I’m Ada Limón and this is The Slowdown.

I was with my older brother last week and it was such a joy to spend time with him and his family. One of the things I try not to take for granted is how being together is about reliving our shared memories, the storytelling that happens between siblings.

We remember our paternal grandfather coming in, still singing loudly from Christmas mass, boisterous, ecstatic, while we had been sullenly waiting on the couch watching movies. We remember our Uncle Charles and how much he made us laugh, his sarcastic humor ricocheting off our childhood bodies like some forbidden new music we didn’t know existed. We remember the uncles reciting the famous rhyming poem “The Cremation of Sam McGee” late one night after our dad’s marriage to Cynthia. Sitting in our backyard in the lingering July heat and watching these brothers crack each other up over and over until we were laughing too, though we weren’t sure why.

We keep each other in check too. He corrects me if I misattribute a quote or I correct him if he misremembers a moment or a specific event. Our little brother, Bryce, who is fifteen years younger than me, and seventeen years younger than Cyrus, also remembers so much. We try to remind him of the grandfather and the uncle that he barely knew because they died before he was old enough to really remember them well. Together, the three of us are the keepers of many communal memories, and there’s something that feels almost like alchemy about it.

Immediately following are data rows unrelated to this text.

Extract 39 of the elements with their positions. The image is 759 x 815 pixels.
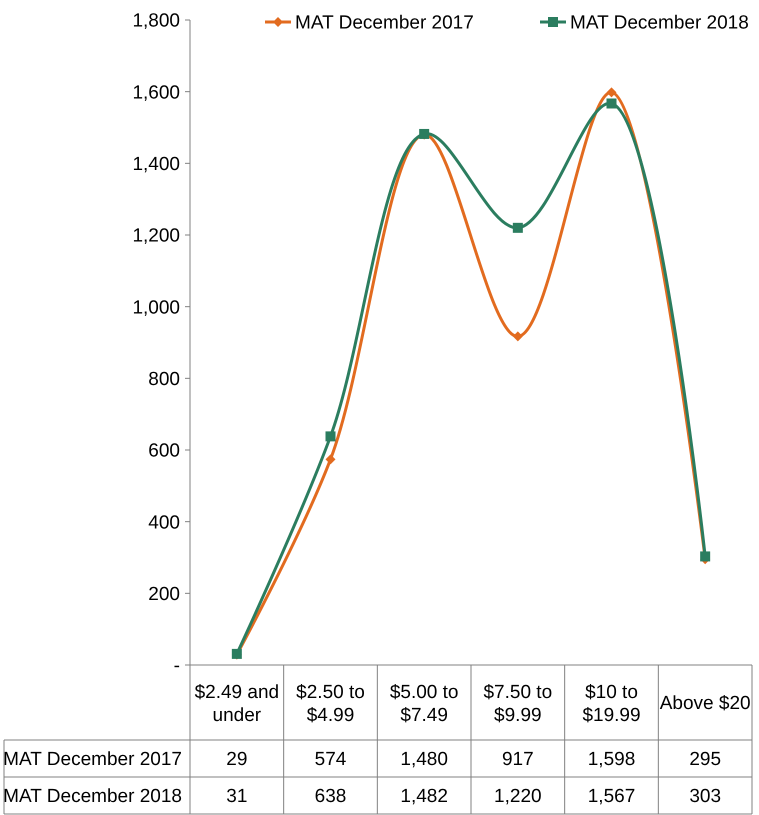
data-label: 1,482 — [400, 786, 448, 808]
data-label: 1,598 — [588, 749, 636, 770]
data-label: 303 — [689, 786, 722, 808]
point — [606, 98, 616, 108]
data-label: 29 — [226, 749, 248, 770]
text: MAT December 2018 — [3, 786, 182, 808]
y-tick-label: 1,200 — [132, 226, 180, 247]
y-tick-label: 1,600 — [132, 82, 180, 104]
y-tick-label: 1,400 — [132, 154, 180, 175]
y-tick-label: 400 — [148, 512, 180, 534]
point — [512, 222, 523, 233]
x-tick-label: $10 to $19.99 — [582, 682, 641, 726]
point — [700, 551, 710, 562]
legend-label: MAT December 2017 — [295, 12, 474, 34]
y-tick-label: 600 — [148, 440, 180, 462]
data-label: 1,220 — [494, 786, 542, 808]
data-label: 295 — [689, 749, 722, 770]
y-tick-label: 200 — [148, 584, 180, 605]
data-label: 574 — [314, 749, 347, 770]
y-tick-label: 1,800 — [132, 10, 180, 32]
y-tick-label: 800 — [148, 368, 180, 390]
x-tick-label: $2.49 and under — [194, 682, 280, 726]
data-label: 1,480 — [400, 749, 448, 770]
point — [326, 431, 336, 442]
y-tick-label: 1,000 — [132, 297, 180, 318]
data-label: 638 — [314, 786, 346, 808]
data-label: 1,567 — [588, 786, 636, 808]
x-tick-label: Above $20 — [660, 693, 751, 714]
x-tick-label: $2.50 to $4.99 — [296, 682, 365, 726]
point — [512, 331, 523, 342]
x-tick-label: $7.50 to $9.99 — [483, 682, 552, 726]
legend-label: MAT December 2018 — [570, 12, 749, 34]
x-tick-label: $5.00 to $7.49 — [390, 682, 459, 726]
point — [606, 87, 616, 98]
data-label: 31 — [226, 786, 248, 808]
text: MAT December 2017 — [3, 749, 182, 770]
y-tick-label: - — [174, 656, 180, 677]
point — [326, 454, 336, 464]
data-label: 917 — [502, 749, 534, 770]
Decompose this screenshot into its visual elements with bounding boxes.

No one can remember everything. But maybe if we work together, we can try to remember a bit more than we might otherwise? Bryce remembers his mom the most out of all of us. Our memories of her are earlier, but more scattered. It seems like an important role that each of us play, remembering not just for ourselves but for each other. And when we forget, that’s OK too. We give it up to the universe, and let it go. Still the work feels sacred, not just because it is the work of honoring, but because it is the work we do together.

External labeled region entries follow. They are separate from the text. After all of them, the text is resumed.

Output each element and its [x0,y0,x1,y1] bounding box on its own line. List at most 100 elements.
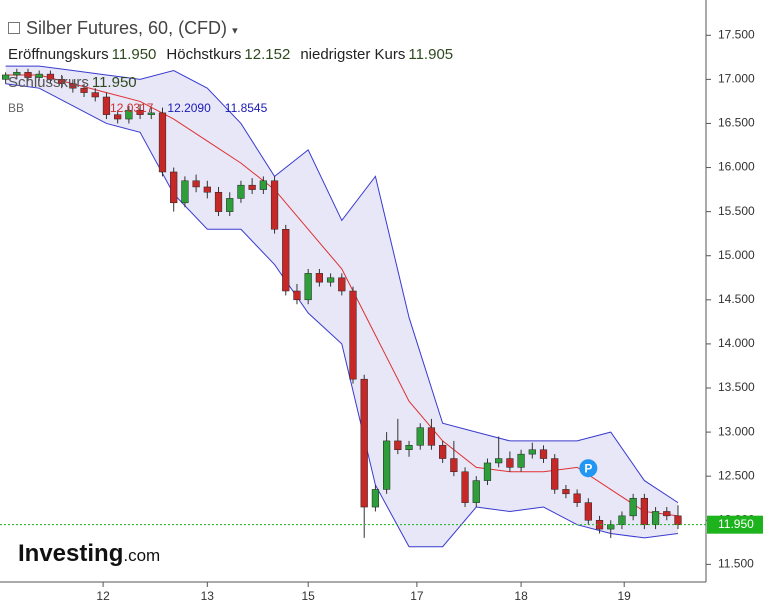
candle-body [170,171,178,204]
indicator-value: 12.0317 [110,101,154,115]
candle-body [640,497,648,525]
candle-body [663,511,671,517]
candle-body [483,462,492,481]
candle-body [282,229,290,292]
last-price-label: 11.950 [718,517,754,531]
brand: Investing.com [18,540,160,568]
candle-body [304,273,312,301]
stat-value: 11.950 [91,74,137,91]
candle-body [618,515,626,525]
stat-value: 12.152 [244,46,291,63]
candle-body [607,524,615,530]
candle-body [102,96,111,115]
candle-body [562,489,570,495]
candle-body [293,290,301,301]
candle-body [226,198,234,212]
candle-body [91,92,99,98]
y-tick-label: 13.500 [718,380,755,394]
candle-body [158,112,167,173]
stat-label: niedrigster Kurs [300,46,406,63]
candle-body [472,480,480,503]
candle-body [394,440,402,450]
indicator-value: 11.8545 [224,101,268,115]
candle-body [349,290,357,380]
candle-body [674,515,682,525]
event-marker [579,459,598,478]
y-tick-label: 15.000 [718,248,755,262]
candle-body [584,502,592,521]
candle-body [192,180,200,188]
x-tick-label: 18 [514,589,528,603]
x-tick-label: 12 [96,589,110,603]
y-tick-label: 15.500 [718,204,755,218]
candle-body [573,493,581,503]
x-tick-label: 13 [201,589,215,603]
candle-body [248,184,256,190]
y-tick-label: 14.500 [718,292,755,306]
candle-body [416,427,424,446]
candle-body [439,445,447,459]
candle-body [114,114,122,120]
collapse-icon[interactable] [8,22,20,34]
band-fill [5,66,678,547]
candle-body [181,180,189,204]
candle-body [24,72,32,78]
band-lower [5,83,679,548]
candle-body [259,180,267,190]
candle-body [270,180,279,230]
chart-title: Silber Futures, 60, (CFD) [26,18,228,38]
x-tick-label: 15 [301,589,315,603]
band-upper [5,65,679,504]
band-middle [5,74,679,517]
brand-name: Investing [18,540,124,567]
candle-body [1,74,10,80]
candle-body [80,87,88,93]
stat-label: Eröffnungskurs [8,46,109,63]
x-tick-label: 17 [410,589,424,603]
candle-body [58,79,66,85]
candle-body [629,497,637,517]
candle-body [551,458,559,490]
event-marker-label: P [584,461,592,475]
dropdown[interactable]: ▾ [232,25,238,37]
candle-body [450,458,458,473]
y-tick-label: 13.000 [718,424,755,438]
candle-body [46,73,55,80]
brand-suffix: .com [123,546,161,565]
x-tick-label: 19 [618,589,632,603]
candle-body [338,277,346,292]
y-tick-label: 16.000 [718,160,755,174]
stat-label: Höchstkurs [166,46,242,63]
candle-body [214,191,223,212]
y-tick-label: 12.500 [718,468,755,482]
y-tick-label: 16.500 [718,116,755,130]
candle-body [427,427,436,446]
candle-body [461,471,469,503]
candle-body [13,72,21,76]
y-tick-label: 14.000 [718,336,755,350]
y-tick-label: 11.500 [718,557,754,571]
candle-body [315,273,323,283]
candle-body [383,440,391,490]
candle-body [136,109,144,115]
last-price-box [707,515,763,534]
indicator-name: BB [8,101,25,115]
candle-body [326,277,335,283]
candle-body [506,458,514,468]
indicator-row: BB 12.0317 12.2090 11.8545 [8,101,281,115]
stat-value: 11.905 [408,46,454,63]
candle-body [360,378,368,508]
stat-value: 11.950 [111,46,157,63]
stats-row: Eröffnungskurs 11.950 Höchstkurs 12.152 nied… [8,46,453,63]
candle-body [539,449,548,459]
candle-body [125,109,133,120]
candle-body [405,445,413,450]
title-row: Silber Futures, 60, (CFD) ▾ [8,18,238,39]
stats-row-2: Schlusskurs 11.950 [8,74,137,91]
candle-body [237,184,245,199]
candle-body [69,83,77,89]
candle-body [495,458,503,464]
candle-body [517,453,525,468]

Today’s moving poem by Gustavo Hernandez recognizes the communal memory of siblings, the way one points out something in the night sky and demands we pay attention not just to what is there, but to what is missing.


Marte
by Gustavo Hernandez

Around the time
       the first holiday billboards
             go up

      I raise a finger to a point in the night.

To my eldest sister say,
        look               that red light is Mars.

We have been more than one year
        without him, and just now 
                we are starting to see things again.

        So much of our knowledge
about the skies is gone.
                 Chart-blind,
                               codices black—all questions
                 we have forgotten to ask:
                                              the color of the orbs
                                              the slabs of moonlight.

I tell her the planet has been
                  floating there for weeks,
and I really mean to say,
         we must try to hold on
                  to everything we can still recognize, 
                                 even the need to look
                   for our fathers
in the 
                                                              sky.